Fannie Mae and Freddie Mac are GSEs—government sponsored enterprises. The government turned them into pseudo-corporations solely for the deception of removing their expenditures from the official federal budget. The GSEs are agents of government welfare-state social policy.

In the past decade, Democrats (such as Bill Clinton and Barney Frank) in the federal government encouraged these GSEs to run amuck, and fought against attempts to regulate the GSEs. So here is Obama’s “logic”: Government failed to regulate government; therefore we need more regulation of citizens. Obama has the mentality of a tyrant. He makes no distinction between limiting government and limiting freedom of citizens.

Perhaps I was wrong. Perhaps Obama does make a distinction: he will not limit government, and he will limit freedom.

Consider one more, revealing statement from Obama’s speech:

We do not have to choose between markets that are unfettered by even modest protections against crisis, or markets that are stymied by onerous rules that suppress enterprise and innovation.

Obama opposes “markets that are unfettered”; that is, he is for “fettered” markets. But how does one fetter a market? A market is an association of consenting individuals, as are friendship and romance. The only way to fetter an association is to fetter the individuals who would associate.

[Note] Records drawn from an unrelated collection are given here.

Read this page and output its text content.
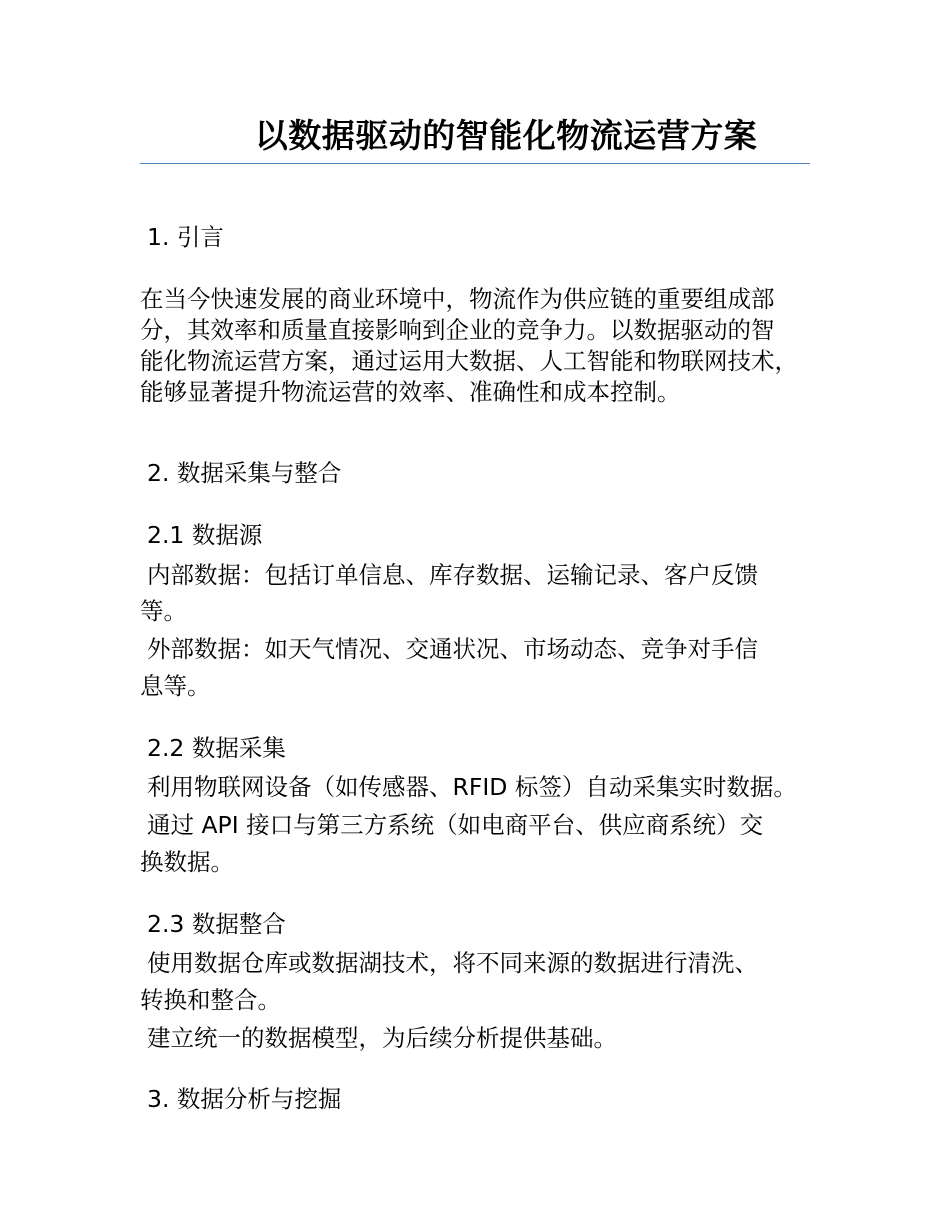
以数据驱动的智能化物流运营方案

1. 引言

在当今快速发展的商业环境中，物流作为供应链的重要组成部
分，其效率和质量直接影响到企业的竞争力。以数据驱动的智
能化物流运营方案，通过运用大数据、人工智能和物联网技术，
能够显著提升物流运营的效率、准确性和成本控制。

2. 数据采集与整合

2.1 数据源

内部数据：包括订单信息、库存数据、运输记录、客户反馈

等。

外部数据：如天气情况、交通状况、市场动态、竞争对手信

息等。

2.2 数据采集

利用物联网设备（如传感器、RFID 标签）自动采集实时数据。

通过 API 接口与第三方系统（如电商平台、供应商系统）交

换数据。

2.3 数据整合

使用数据仓库或数据湖技术，将不同来源的数据进行清洗、

转换和整合。

建立统一的数据模型，为后续分析提供基础。

3. 数据分析与挖掘
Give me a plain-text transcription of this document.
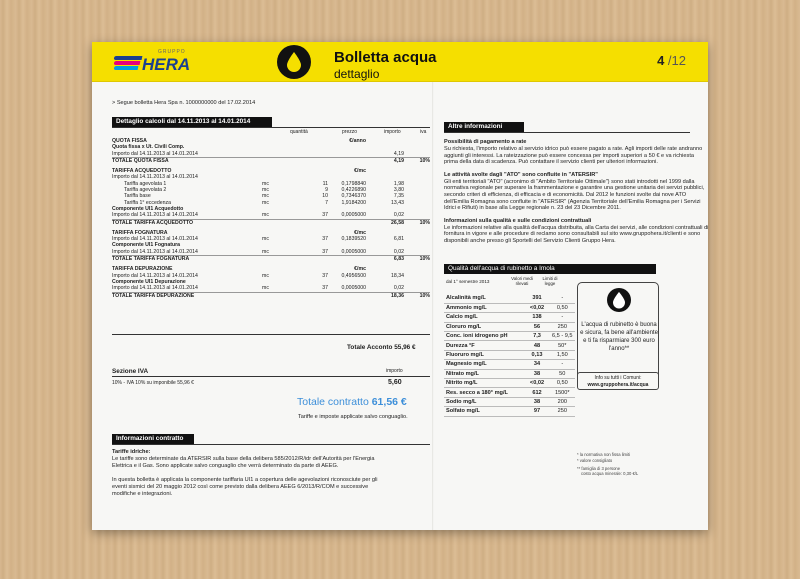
GRUPPO
HERA	Bolletta acqua
dettaglio
4 /12
> Segue bolletta Hera Spa n. 1000000000 del 17.02.2014
Dettaglio calcoli dal 14.11.2013 al 14.01.2014
quantità	prezzo	importo	iva
QUOTA FISSA			€/anno		
Quota fissa x Ut. Civili Comp.					
Importo dal 14.11.2013 al 14.01.2014				4,19	
TOTALE QUOTA FISSA				4,19	10%

TARIFFA ACQUEDOTTO			€/mc		
Importo dal 14.11.2013 al 14.01.2014					
Tariffa agevolata 1	mc	11	0,1798840	1,98	
Tariffa agevolata 2	mc	9	0,4226890	3,80	
Tariffa base	mc	10	0,7346370	7,35	
Tariffa 1° eccedenza	mc	7	1,9184200	13,43	
Componente UI1 Acquedotto					
Importo dal 14.11.2013 al 14.01.2014	mc	37	0,0005000	0,02	
TOTALE TARIFFA ACQUEDOTTO				26,58	10%

TARIFFA FOGNATURA			€/mc		
Importo dal 14.11.2013 al 14.01.2014	mc	37	0,1839520	6,81	
Componente UI1 Fognatura					
Importo dal 14.11.2013 al 14.01.2014	mc	37	0,0005000	0,02	
TOTALE TARIFFA FOGNATURA				6,83	10%

TARIFFA DEPURAZIONE			€/mc		
Importo dal 14.11.2013 al 14.01.2014	mc	37	0,4956500	18,34	
Componente UI1 Depurazione					
Importo dal 14.11.2013 al 14.01.2014	mc	37	0,0005000	0,02	
TOTALE TARIFFA DEPURAZIONE				18,36	10%
Totale Acconto 55,96 €
Sezione IVA	importo
10% - IVA 10% su imponibile 55,96 €	5,60
Totale contratto 61,56 €
Tariffe e imposte applicate salvo conguaglio.
Informazioni contratto
Tariffe idriche:
Le tariffe sono determinate da ATERSIR sulla base della delibera 585/2012/R/idr dell'Autorità per l'Energia
Elettrica e il Gas. Sono applicate salvo conguaglio che verrà determinato da parte di AEEG.
In questa bolletta è applicata la componente tariffaria UI1 a copertura delle agevolazioni riconosciute per gli
eventi sismici del 20 maggio 2012 così come previsto dalla delibera AEEG 6/2013/R/COM e successive
modifiche e integrazioni.
Altre informazioni
Possibilità di pagamento a rate
Su richiesta, l'importo relativo al servizio idrico può essere pagato a rate. Agli importi delle rate andranno
aggiunti gli interessi. La rateizzazione può essere concessa per importi superiori a 50 € e va richiesta
prima della data di scadenza. Può contattare il servizio clienti per ulteriori informazioni.
Le attività svolte dagli "ATO" sono confluite in "ATERSIR"
Gli enti territoriali "ATO" (acronimo di "Ambito Territoriale Ottimale") sono stati introdotti nel 1999 dalla
normativa regionale per superare la frammentazione e garantire una gestione unitaria dei servizi pubblici,
secondo criteri di efficienza, di efficacia e di economicità. Dal 2012 le funzioni svolte dai nove ATO
dell'Emilia Romagna sono confluite in "ATERSIR" (Agenzia Territoriale dell'Emilia Romagna per i Servizi
Idrici e Rifiuti) in base alla Legge regionale n. 23 del 23 Dicembre 2011.
Informazioni sulla qualità e sulle condizioni contrattuali
Le informazioni relative alla qualità dell'acqua distribuita, alla Carta dei servizi, alle condizioni contrattuali di
fornitura in vigore e alle procedure di reclamo sono consultabili sul sito www.gruppohera.it/clienti e sono
disponibili anche presso gli Sportelli del Servizio Clienti Gruppo Hera.
Qualità dell'acqua di rubinetto a Imola
dal 1° semestre 2013
Valori medi rilevati
Limiti di legge
Alcalinità mg/L	391	-
Ammonio mg/L	<0,02	0,50
Calcio mg/L	138	-
Cloruro mg/L	56	250
Conc. ioni idrogeno pH	7,3	6,5 - 9,5
Durezza °F	48	50*
Fluoruro mg/L	0,13	1,50
Magnesio mg/L	34	-
Nitrato mg/L	38	50
Nitrito mg/L	<0,02	0,50
Res. secco a 180° mg/L	612	1500*
Sodio mg/L	38	200
Solfato mg/L	97	250
L'acqua di rubinetto è buona e sicura, fa bene all'ambiente e ti fa risparmiare 300 euro l'anno**
Info su tutti i Comuni:
www.gruppohera.it/acqua
* la normativa non fissa limiti
* valore consigliato
** famiglia di 3 persone
costo acqua minerale: 0,30 €/L
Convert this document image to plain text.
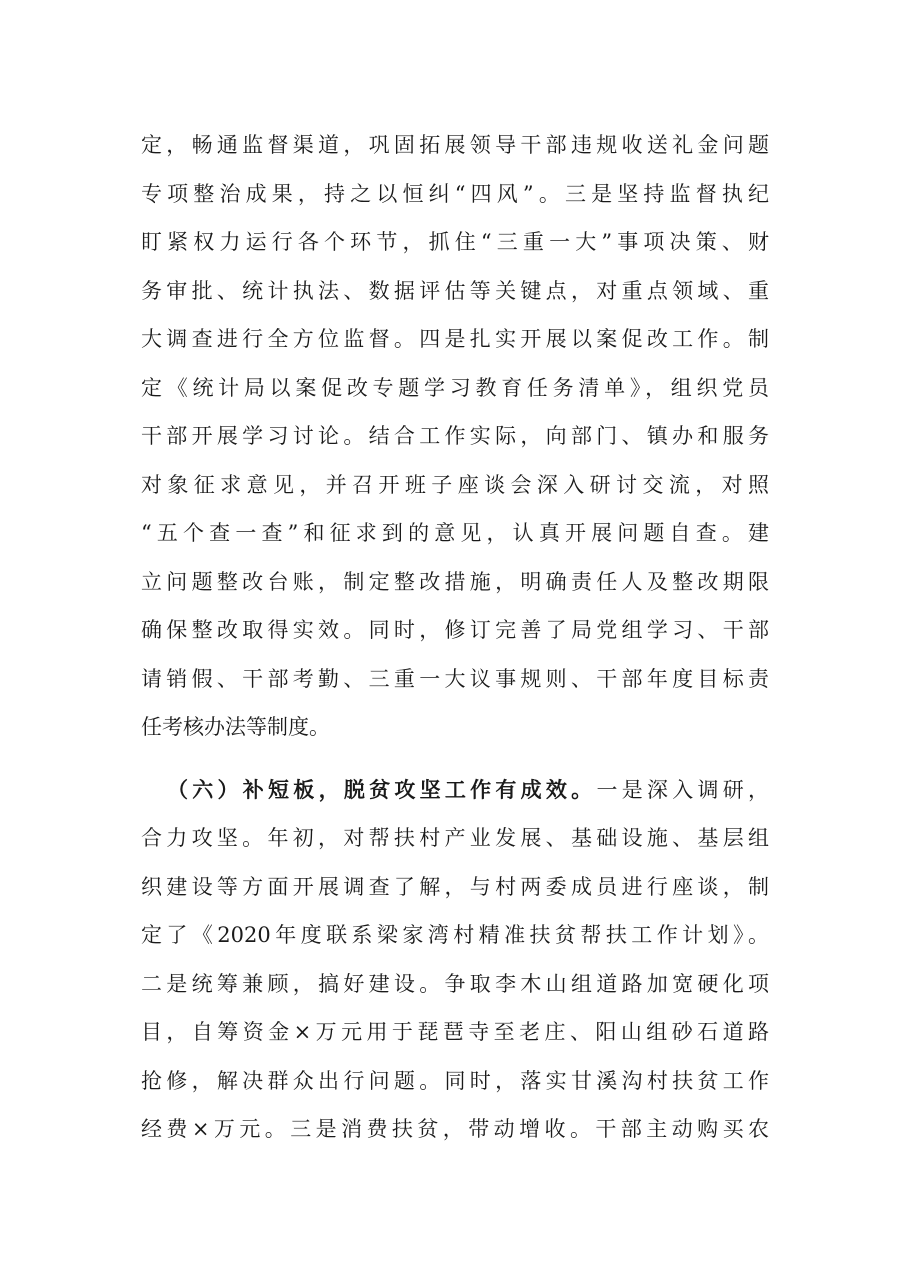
定，畅通监督渠道，巩固拓展领导干部违规收送礼金问题
专项整治成果，持之以恒纠“四风”。三是坚持监督执纪
盯紧权力运行各个环节，抓住“三重一大”事项决策、财
务审批、统计执法、数据评估等关键点，对重点领域、重
大调查进行全方位监督。四是扎实开展以案促改工作。制
定《统计局以案促改专题学习教育任务清单》，组织党员
干部开展学习讨论。结合工作实际，向部门、镇办和服务
对象征求意见，并召开班子座谈会深入研讨交流，对照
“五个查一查”和征求到的意见，认真开展问题自查。建
立问题整改台账，制定整改措施，明确责任人及整改期限
确保整改取得实效。同时，修订完善了局党组学习、干部
请销假、干部考勤、三重一大议事规则、干部年度目标责
任考核办法等制度。
（六）补短板，脱贫攻坚工作有成效。一是深入调研，
合力攻坚。年初，对帮扶村产业发展、基础设施、基层组
织建设等方面开展调查了解，与村两委成员进行座谈，制
定了《2020年度联系梁家湾村精准扶贫帮扶工作计划》。
二是统筹兼顾，搞好建设。争取李木山组道路加宽硬化项
目，自筹资金×万元用于琵琶寺至老庄、阳山组砂石道路
抢修，解决群众出行问题。同时，落实甘溪沟村扶贫工作
经费×万元。三是消费扶贫，带动增收。干部主动购买农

When politicians, economists, and commentators depersonalize the idea of freedom, when they speak of free or unfettered markets but never of free or unfettered people, then freedom becomes easier for them to attack or more difficult for them to defend.

One thought on “Fettered Markets

  1. Hi Ron,
    I wonder if bringing speculation about slavery into this article diminishes your point. It’s off-topic and irrelevent. It seems to merely be inflammatory and detracts from an otherwise good article, in my opinion.